Amival Vzw – Turnhout

Begijnendreef 16, 2300 Turnhout
1967

A building that faces a new future as an Open City Studio, while simultaneously holding an important place in the city’s architectural history. This former Amival industrial building, established in 1967, is the first realised industrial design by Atelier Vanhout-Schellekens, and is now recognised as a powerful example of brutalist architecture in the Campine region.

At the time, the building radically broke with traditional industrial typology. Carli and Paul experimented for the first time with cellular concrete panels – an innovative material for that era – and chose to make the load-bearing structure explicitly visible on the exterior. What seemed revolutionary then is now recognized as a groundbreaking reinterpretation of classical industrial construction, emphasizing honesty, rhythm and functionality. Five years earlier, they had already designed an initial version that even incorporated part of the adjacent Beguinage into the project, but that proposal was never executed.

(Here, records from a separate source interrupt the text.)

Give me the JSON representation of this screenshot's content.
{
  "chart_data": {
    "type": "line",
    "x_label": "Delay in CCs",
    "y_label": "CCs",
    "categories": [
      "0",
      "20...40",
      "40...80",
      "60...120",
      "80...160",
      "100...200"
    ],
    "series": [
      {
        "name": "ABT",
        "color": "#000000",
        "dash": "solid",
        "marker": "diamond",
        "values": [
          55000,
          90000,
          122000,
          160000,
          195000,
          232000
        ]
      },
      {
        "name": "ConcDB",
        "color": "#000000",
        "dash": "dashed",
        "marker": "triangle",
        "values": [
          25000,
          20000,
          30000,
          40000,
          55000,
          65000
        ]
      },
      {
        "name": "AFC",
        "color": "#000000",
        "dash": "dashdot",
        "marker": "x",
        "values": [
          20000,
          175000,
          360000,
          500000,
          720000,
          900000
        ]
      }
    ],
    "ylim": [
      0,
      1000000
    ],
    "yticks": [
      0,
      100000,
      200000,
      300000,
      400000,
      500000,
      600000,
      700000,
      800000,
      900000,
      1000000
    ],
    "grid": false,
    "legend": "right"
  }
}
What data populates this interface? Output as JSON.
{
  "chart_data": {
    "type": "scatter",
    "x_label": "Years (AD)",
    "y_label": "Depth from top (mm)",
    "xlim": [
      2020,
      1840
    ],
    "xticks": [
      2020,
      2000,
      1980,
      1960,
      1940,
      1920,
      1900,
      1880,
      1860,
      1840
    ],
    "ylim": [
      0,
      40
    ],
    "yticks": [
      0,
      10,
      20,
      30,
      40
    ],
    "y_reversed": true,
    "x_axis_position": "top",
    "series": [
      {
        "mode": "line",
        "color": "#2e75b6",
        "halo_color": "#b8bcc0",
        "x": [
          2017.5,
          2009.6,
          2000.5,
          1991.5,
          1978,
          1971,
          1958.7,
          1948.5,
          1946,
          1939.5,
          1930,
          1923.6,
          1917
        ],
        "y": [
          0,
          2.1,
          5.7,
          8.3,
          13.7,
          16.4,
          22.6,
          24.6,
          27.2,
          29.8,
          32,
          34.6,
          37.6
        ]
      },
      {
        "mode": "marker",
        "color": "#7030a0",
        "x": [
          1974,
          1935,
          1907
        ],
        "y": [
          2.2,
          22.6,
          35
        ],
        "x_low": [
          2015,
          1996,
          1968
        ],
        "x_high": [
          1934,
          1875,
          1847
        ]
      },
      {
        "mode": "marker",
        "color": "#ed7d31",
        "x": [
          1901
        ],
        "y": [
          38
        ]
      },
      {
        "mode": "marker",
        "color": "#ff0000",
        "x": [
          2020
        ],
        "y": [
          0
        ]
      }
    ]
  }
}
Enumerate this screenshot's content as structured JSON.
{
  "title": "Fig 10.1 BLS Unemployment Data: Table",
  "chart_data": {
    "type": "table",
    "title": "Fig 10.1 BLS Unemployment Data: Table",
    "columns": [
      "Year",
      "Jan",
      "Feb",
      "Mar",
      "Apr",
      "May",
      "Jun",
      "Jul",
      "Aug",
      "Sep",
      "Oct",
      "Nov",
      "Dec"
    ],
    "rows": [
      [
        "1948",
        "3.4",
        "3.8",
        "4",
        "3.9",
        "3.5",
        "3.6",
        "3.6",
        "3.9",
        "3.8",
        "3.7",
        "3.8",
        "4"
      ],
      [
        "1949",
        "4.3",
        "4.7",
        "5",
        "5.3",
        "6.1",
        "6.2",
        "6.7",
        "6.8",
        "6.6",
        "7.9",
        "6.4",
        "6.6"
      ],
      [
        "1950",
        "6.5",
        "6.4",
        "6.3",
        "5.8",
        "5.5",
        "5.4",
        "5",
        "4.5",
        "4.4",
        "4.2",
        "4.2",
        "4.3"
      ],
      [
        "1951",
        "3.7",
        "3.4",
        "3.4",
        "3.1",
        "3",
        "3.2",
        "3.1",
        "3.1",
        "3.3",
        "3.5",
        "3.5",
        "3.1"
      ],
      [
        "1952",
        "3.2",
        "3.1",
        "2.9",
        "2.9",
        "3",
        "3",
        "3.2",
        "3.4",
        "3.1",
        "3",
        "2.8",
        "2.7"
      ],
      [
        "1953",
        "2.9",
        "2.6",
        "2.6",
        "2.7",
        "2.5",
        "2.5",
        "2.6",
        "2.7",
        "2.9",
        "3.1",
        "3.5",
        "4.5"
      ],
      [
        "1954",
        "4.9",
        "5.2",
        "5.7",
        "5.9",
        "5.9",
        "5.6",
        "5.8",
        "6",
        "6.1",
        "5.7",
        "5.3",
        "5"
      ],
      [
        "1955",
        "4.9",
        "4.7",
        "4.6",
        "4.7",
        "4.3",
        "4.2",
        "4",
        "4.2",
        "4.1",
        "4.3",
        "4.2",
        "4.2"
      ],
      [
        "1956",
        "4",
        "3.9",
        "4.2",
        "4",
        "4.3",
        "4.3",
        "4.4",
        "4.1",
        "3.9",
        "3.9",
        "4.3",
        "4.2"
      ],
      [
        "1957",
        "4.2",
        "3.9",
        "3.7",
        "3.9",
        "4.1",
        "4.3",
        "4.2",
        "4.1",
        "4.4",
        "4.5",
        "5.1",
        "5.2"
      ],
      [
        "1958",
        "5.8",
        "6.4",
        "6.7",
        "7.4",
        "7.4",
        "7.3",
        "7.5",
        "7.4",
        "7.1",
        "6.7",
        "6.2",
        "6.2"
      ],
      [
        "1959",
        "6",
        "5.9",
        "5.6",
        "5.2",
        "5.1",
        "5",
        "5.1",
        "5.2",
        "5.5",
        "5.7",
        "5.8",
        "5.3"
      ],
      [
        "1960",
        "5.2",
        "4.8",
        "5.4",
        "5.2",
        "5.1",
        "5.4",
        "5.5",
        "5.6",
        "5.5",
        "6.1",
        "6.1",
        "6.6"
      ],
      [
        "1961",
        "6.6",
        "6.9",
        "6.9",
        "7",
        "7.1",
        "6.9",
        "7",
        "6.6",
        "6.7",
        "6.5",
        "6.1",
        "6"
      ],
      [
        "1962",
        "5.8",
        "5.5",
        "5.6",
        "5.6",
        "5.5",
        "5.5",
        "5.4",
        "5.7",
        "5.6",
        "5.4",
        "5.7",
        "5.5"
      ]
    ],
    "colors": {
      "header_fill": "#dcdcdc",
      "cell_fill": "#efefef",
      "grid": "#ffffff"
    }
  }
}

For many years, the building served as a workplace for Amival VZW, a social enterprise for people with disabilities, and later as a location for the Municipal Academy of Fine Arts. Today, the building is temporarily managed by the artist collective Creative Factory, and, in the lead up to 2027, work is underway to transform it into a fully-fledged Open City Studio: an independent, shared workspace and meeting place for artists, designers and creative entrepreneurs.